TAMPA, Fla. — Michael Bidwill took control of the moribund Arizona Cardinals in 2002, set on reversing decades of futility under the benignly neglectful ownership of his father, William.
Just as father and son couldn’t be more different in their managerial style, so has been the fortune of their football team.
Winners of just one playoff game in the previous 51 years, the Cardinals have won three in the last month to reach Super Bowl XLIII.
Michael Bidwill, 44, was described as a "tyrant” by two former National Football League executives familiar with the inner workings of the Arizona franchise.

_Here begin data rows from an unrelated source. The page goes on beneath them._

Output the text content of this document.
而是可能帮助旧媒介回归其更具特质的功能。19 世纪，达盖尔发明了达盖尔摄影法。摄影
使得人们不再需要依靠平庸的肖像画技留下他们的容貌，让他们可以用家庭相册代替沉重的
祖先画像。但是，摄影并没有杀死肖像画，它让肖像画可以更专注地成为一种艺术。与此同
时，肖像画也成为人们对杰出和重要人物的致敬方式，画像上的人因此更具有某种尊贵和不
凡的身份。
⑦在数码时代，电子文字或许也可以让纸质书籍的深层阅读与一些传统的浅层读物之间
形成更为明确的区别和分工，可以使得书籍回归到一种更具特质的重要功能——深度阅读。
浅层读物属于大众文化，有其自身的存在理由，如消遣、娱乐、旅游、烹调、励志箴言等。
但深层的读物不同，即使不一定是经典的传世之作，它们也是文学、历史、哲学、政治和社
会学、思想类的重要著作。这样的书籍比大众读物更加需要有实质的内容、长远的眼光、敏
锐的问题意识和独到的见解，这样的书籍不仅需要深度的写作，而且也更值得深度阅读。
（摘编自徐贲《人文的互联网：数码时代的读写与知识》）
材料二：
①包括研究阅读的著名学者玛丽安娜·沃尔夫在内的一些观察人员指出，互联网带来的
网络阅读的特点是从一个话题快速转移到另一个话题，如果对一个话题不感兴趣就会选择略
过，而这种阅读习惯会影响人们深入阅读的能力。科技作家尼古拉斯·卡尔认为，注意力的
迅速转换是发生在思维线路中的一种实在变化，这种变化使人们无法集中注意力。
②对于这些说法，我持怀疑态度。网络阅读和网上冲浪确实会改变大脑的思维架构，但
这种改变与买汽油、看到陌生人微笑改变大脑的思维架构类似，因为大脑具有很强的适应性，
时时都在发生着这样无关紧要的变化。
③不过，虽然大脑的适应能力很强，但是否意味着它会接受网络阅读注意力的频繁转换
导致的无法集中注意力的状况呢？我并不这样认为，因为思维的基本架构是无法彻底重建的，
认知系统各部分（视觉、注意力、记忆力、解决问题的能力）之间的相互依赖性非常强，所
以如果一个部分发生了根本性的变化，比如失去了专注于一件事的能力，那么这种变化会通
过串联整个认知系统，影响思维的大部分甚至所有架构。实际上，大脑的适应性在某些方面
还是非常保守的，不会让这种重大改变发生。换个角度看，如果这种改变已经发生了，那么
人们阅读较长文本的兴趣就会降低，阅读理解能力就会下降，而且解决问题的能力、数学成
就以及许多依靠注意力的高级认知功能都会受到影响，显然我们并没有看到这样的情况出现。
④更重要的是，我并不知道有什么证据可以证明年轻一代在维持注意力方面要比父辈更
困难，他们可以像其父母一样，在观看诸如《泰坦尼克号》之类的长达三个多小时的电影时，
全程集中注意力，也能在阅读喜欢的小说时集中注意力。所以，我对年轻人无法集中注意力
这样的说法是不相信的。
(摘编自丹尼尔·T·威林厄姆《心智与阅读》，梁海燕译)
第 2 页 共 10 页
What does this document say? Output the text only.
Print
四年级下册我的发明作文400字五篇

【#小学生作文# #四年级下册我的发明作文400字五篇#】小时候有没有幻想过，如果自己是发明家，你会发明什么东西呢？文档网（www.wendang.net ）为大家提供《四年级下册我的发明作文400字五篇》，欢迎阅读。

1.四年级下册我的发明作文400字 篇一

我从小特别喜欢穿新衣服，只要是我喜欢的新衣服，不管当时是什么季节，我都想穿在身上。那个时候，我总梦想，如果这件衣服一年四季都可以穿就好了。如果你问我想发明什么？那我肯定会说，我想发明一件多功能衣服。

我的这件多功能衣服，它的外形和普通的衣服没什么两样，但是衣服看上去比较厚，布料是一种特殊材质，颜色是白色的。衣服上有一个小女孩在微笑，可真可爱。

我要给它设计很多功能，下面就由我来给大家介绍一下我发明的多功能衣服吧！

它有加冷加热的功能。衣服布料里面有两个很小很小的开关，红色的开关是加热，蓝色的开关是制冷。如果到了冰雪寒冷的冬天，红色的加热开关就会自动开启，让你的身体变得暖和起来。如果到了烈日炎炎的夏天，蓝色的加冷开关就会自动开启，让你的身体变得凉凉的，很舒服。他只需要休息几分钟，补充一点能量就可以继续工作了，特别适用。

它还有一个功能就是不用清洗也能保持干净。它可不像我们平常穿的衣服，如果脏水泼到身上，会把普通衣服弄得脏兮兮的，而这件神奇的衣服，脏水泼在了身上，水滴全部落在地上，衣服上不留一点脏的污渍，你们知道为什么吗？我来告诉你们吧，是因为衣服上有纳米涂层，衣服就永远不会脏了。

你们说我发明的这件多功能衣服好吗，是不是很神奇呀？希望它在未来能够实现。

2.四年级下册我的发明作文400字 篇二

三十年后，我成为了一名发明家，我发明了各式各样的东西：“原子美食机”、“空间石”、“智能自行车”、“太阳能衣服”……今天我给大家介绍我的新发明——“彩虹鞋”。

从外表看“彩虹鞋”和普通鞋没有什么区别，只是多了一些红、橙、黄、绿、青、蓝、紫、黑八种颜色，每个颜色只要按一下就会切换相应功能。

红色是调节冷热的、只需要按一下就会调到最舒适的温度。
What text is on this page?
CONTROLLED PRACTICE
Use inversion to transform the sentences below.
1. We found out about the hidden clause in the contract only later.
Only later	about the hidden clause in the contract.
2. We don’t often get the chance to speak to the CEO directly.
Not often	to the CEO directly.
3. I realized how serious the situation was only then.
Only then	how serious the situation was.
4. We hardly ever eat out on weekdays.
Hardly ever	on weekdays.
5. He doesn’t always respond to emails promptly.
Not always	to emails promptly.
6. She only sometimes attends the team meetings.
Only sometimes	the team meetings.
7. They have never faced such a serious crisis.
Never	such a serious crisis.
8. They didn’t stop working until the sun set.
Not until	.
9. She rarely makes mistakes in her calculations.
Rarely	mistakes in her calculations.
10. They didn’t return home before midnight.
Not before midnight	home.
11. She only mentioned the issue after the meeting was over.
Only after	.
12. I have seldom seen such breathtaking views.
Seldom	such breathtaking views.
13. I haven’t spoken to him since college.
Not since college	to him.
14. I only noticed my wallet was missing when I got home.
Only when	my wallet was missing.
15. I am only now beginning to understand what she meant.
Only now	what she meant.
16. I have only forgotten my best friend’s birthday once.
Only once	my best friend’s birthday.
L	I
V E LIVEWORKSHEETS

"He’s a yeller and a screamer,” one of the executives said. "He intimidates people in the office. He has been known to dress down Rod Graves.”
Graves, the team’s general manager and a key front-office operative since 1997, credits Michael Bidwill with the resurgence in the desert.
"He was the agent of change,” Graves told the East Valley Tribune in Mesa, Ariz., recently. "I know a lot will be written and said about when the culture changed here, but in my opinion that’s when it started.”
Michael Bidwill, the second of five children, served as a federal prosecutor for six years in Phoenix before joining the family business in 1996. He effectively squeezed out his older brother, William Jr., who tried to learn the business after college and became a hard-working, solid member of the team’s scouting department from 1985-93.
Many agree that the catalyst for the Cardinals’ stunning success was the opening of University of Phoenix Stadium in 2006. The Cardinals had merely 12 sellouts in 18 years at Sun Devil Stadium after moving there from St.